With regards to the effects of leucine supplementation in sarcopenia occurring in individuals with some kind of disease, an improvement in muscle strength was observed in COPD patients [49]. Muscle wasting is common in COPD, particularly among those with the emphysema-type, and associated with a high prevalence of osteoporosis, impaired exercise performance, and higher mortality risk [50]. Further RCT should address the effects of leucine supplementation on physical performance, which may definitely be relevant to patients’ ability to carry out basic activities of daily life and their quality of life.
A beneficial effect of leucine supplementation co-administered with a program of physical exercise was observed in post-stroke patients for both muscular strength and lean mass [35].
Regarding methodological issues, our analysis highlighted that different sarcopenia evaluation methods have often failed to adequately meet the criteria proposed by the international guidelines [1][51][52]. Therefore, future studies should focus on evaluating treatment effects using accepted criteria for defining sarcopenia and to select optimally the features of individuals or patients that could benefit more following an intervention consisting in leucine supplementation [51].
To the best of our knowledge, no published work has investigated the role of comorbidities or polymedication in the effects produced by leucine supplementation and as such further research in this area is clearly warranted.
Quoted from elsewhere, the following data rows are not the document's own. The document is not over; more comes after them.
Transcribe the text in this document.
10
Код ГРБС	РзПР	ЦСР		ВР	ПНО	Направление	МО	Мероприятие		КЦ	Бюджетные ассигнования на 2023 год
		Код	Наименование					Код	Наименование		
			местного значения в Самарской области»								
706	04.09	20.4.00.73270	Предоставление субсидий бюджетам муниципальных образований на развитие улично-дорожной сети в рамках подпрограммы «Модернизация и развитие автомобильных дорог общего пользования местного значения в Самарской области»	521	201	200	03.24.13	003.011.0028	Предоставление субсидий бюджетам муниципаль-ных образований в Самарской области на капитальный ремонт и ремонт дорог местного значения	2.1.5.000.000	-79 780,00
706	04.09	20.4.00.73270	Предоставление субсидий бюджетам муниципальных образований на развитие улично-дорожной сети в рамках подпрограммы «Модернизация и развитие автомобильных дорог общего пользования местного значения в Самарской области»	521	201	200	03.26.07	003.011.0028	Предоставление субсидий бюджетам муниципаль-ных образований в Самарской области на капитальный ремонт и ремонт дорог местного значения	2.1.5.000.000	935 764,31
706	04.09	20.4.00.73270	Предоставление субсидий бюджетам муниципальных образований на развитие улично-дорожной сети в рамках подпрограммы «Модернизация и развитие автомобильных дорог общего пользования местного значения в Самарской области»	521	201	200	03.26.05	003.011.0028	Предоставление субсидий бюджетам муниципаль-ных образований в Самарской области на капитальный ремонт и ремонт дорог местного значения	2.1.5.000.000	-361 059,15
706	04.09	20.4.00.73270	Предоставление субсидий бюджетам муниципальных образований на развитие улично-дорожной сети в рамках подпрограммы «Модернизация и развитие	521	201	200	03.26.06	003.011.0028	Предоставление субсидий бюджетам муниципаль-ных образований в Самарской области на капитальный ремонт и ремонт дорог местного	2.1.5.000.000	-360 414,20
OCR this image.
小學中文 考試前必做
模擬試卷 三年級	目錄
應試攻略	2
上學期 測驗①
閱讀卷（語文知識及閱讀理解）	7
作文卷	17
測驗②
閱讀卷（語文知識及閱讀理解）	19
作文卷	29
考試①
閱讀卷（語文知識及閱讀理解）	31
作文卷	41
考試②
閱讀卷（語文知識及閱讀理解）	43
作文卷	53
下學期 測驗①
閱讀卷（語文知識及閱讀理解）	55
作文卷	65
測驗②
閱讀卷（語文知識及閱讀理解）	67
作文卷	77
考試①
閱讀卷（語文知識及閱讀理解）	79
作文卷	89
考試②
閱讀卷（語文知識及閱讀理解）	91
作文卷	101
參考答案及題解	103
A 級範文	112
This would enable the selection of patients who could most benefit from supplementation, such as patients with COPD or cirrhosis, because these diseases are classically associated with sarcopenia [49][53][54]. To date, the best available evidence suggests that administration of leucine-enriched proteins such as whey/casein protein or an EAA mixture, has beneficial effects for sarcopenic individuals, is well-tolerated, and does not have any serious adverse effects.

3. Conclusion

Finally, whenever possible, a multidisciplinary approach to treating sarcopenia must be encouraged. This means that besides leucine supplementation, clinicians should prescribe a balanced diet and physical exercise to treat this condition. Finally, our analysis also provides evidence that leucine or leucine-enriched protein supplementation may also have other beneficial effects, such as improving cognitive function [49][55][53], symptoms of depression [54][56], and quality of life [57][49], which lends further support to the use of this intervention in geriatric populations.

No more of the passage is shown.